My hubby grabbed our baby for the first time, then yelled, “This is not my child, I need a DNA test!”

They moved me to a quieter room after Ethan stormed out.
A social worker came by with a gentle voice and hard questions. “Do you feel safe?” she asked. “Has he acted like this before?”
I wanted to say no. I wanted to protect the version of my life where Ethan was just stressed, just overwhelmed, just not himself.
But the truth had been building for months.
Ethan had become obsessed with “signs.” A coworker’s joke about babies not looking like their dads. A podcast about infidelity. The way he’d started checking my phone location “for safety,” then getting angry if I asked why.
Still, shouting “DNA test” over a newborn was another level—public, cruel, and calculated.
Calculated.
That word stayed with me.
The next day, Ethan returned with his brother and a tight smile like he was trying to look reasonable. “I’m not accusing you,” he lied. “I’m just asking for clarity.”
“Clarity is fine,” I said, holding Addison close. “But we’re doing this correctly. Chain of custody. Hospital lab. No mail-in kits. No ‘I’ll handle it.’”
His eyes narrowed. “Why are you being difficult?”
“I’m being accurate,” I replied.
The nurse overseeing the paperwork, Nina Alvarez, nodded slightly. “That’s standard, ma’am.”
Ethan signed the consent forms with an angry flourish. “Good,” he muttered. “Let’s end this.”
While they swabbed Addison’s cheek, I watched Ethan’s hands. He kept rubbing his thumb against his wedding band like he wanted to erase it.

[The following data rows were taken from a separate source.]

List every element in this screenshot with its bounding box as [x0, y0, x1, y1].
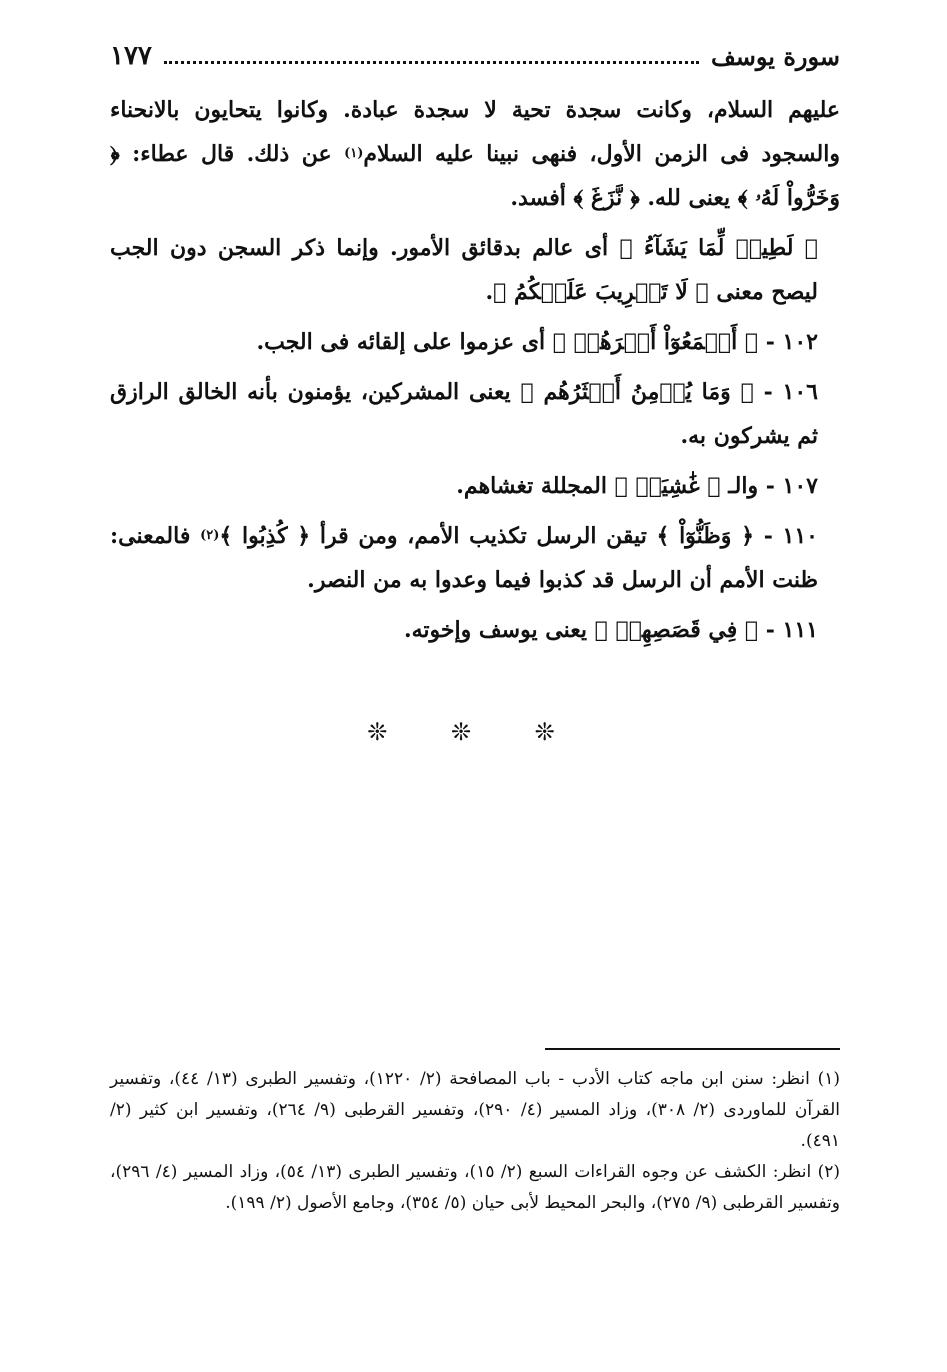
footnote-marker-2: (٢) [200, 528, 220, 543]
main-text [110, 88, 840, 658]
paragraph-text: ١١٠ - ﴿ وَظَنُّوٓاْ ﴾ تيقن الرسل تكذيب الأمم، ومن قرأ ﴿ كُذِبُوا ﴾ [219, 523, 818, 549]
book-page [110, 30, 840, 1340]
paragraph-verse-106: ١٠٦ - ﴿ وَمَا يُؤۡمِنُ أَكۡثَرُهُم ﴾ يعنى المشركين، يؤمنون بأنه الخالق الرازق ثم يشركون به. [110, 379, 818, 449]
footnote-2: (٢) انظر: الكشف عن وجوه القراءات السبع (٢/ ١٥)، وتفسير الطبرى (١٣/ ٥٤)، وزاد المسير (٤/ ٢٩٦)، وتفسير القرطبى (٩/ ٢٧٥)، والبحر المحيط لأبى حيان (٥/ ٣٥٤)، وجامع الأصول (٢/ ١٩٩). [110, 1162, 840, 1213]
paragraph-text: فالمعنى: ظنت الأمم أن الرسل قد كذبوا فيما وعدوا به من النصر. [110, 523, 818, 593]
surah-title: سورة يوسف [710, 41, 840, 71]
paragraph-intro [110, 88, 840, 220]
paragraph-verse-110 [110, 514, 840, 602]
header-dotted-leader [164, 61, 699, 64]
page-number: ١٧٧ [110, 41, 152, 71]
paragraph-latif: ﴿ لَطِيفٞ لِّمَا يَشَآءُ ﴾ أى عالم بدقائق الأمور. وإنما ذكر السجن دون الجب ليصح معنى ﴿ لَا تَثۡرِيبَ عَلَيۡكُمُ ﴾. [110, 235, 818, 305]
paragraph-verse-107: ١٠٧ - والـ ﴿ غَٰشِيَةٞ ﴾ المجللة تغشاهم. [456, 473, 818, 499]
running-header [110, 36, 840, 76]
section-separator: ❊ ❊ ❊ [367, 718, 583, 746]
paragraph-text: عن ذلك. قال عطاء: ﴿ وَخَرُّواْ لَهُۥ ﴾ يعنى لله. ﴿ نَّزَغَ ﴾ أفسد. [110, 141, 840, 211]
paragraph-verse-102: ١٠٢ - ﴿ أَجۡمَعُوٓاْ أَمۡرَهُمۡ ﴾ أى عزموا على إلقائه فى الجب. [256, 329, 818, 355]
footnotes [110, 1064, 840, 1219]
footnote-rule [545, 1048, 840, 1050]
paragraph-verse-111: ١١١ - ﴿ فِي قَصَصِهِمۡ ﴾ يعنى يوسف وإخوته. [403, 617, 818, 643]
footnote-marker-1: (١) [344, 146, 364, 161]
paragraph-text: عليهم السلام، وكانت سجدة تحية لا سجدة عبادة. وكانوا يتحايون بالانحناء والسجود فى الزمن الأول، فنهى نبينا عليه السلام [110, 97, 840, 167]
footnote-1: (١) انظر: سنن ابن ماجه كتاب الأدب - باب المصافحة (٢/ ١٢٢٠)، وتفسير الطبرى (١٣/ ٤٤)، وتفسير القرآن للماوردى (٢/ ٣٠٨)، وزاد المسير (٤/ ٢٩٠)، وتفسير القرطبى (٩/ ٢٦٤)، وتفسير ابن كثير (٢/ ٤٩١). [110, 1069, 841, 1151]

When the staff asked for his sample, Ethan volunteered quickly, too quickly. He reached for the swab like he’d practiced. Nina stopped him.
“I’ll administer it,” she said calmly.
Ethan’s smile twitched. “I can do it.”
“No,” Nina repeated, still polite. “I will.”
I noticed then how Ethan’s brother, Mark, wouldn’t meet my eyes.
After they left, Nina stayed behind a moment. Her voice dropped. “I’m not supposed to speculate,” she said, “but your husband is… unusually invested in controlling this process.”
I looked down at Addison’s tiny fist curling around my finger. “I think he’s trying to build a story,” I whispered.
That night, after the room settled and Addison slept, I did something I hadn’t done in years: I checked the shared iPad Ethan kept “for bills.”
He wasn’t careful. People rarely are when they think you’re too exhausted to look.
There were open tabs: “how to contest paternity,” “signing away parental rights,” and one that made my skin go cold—“how to avoid child support if not biological father.”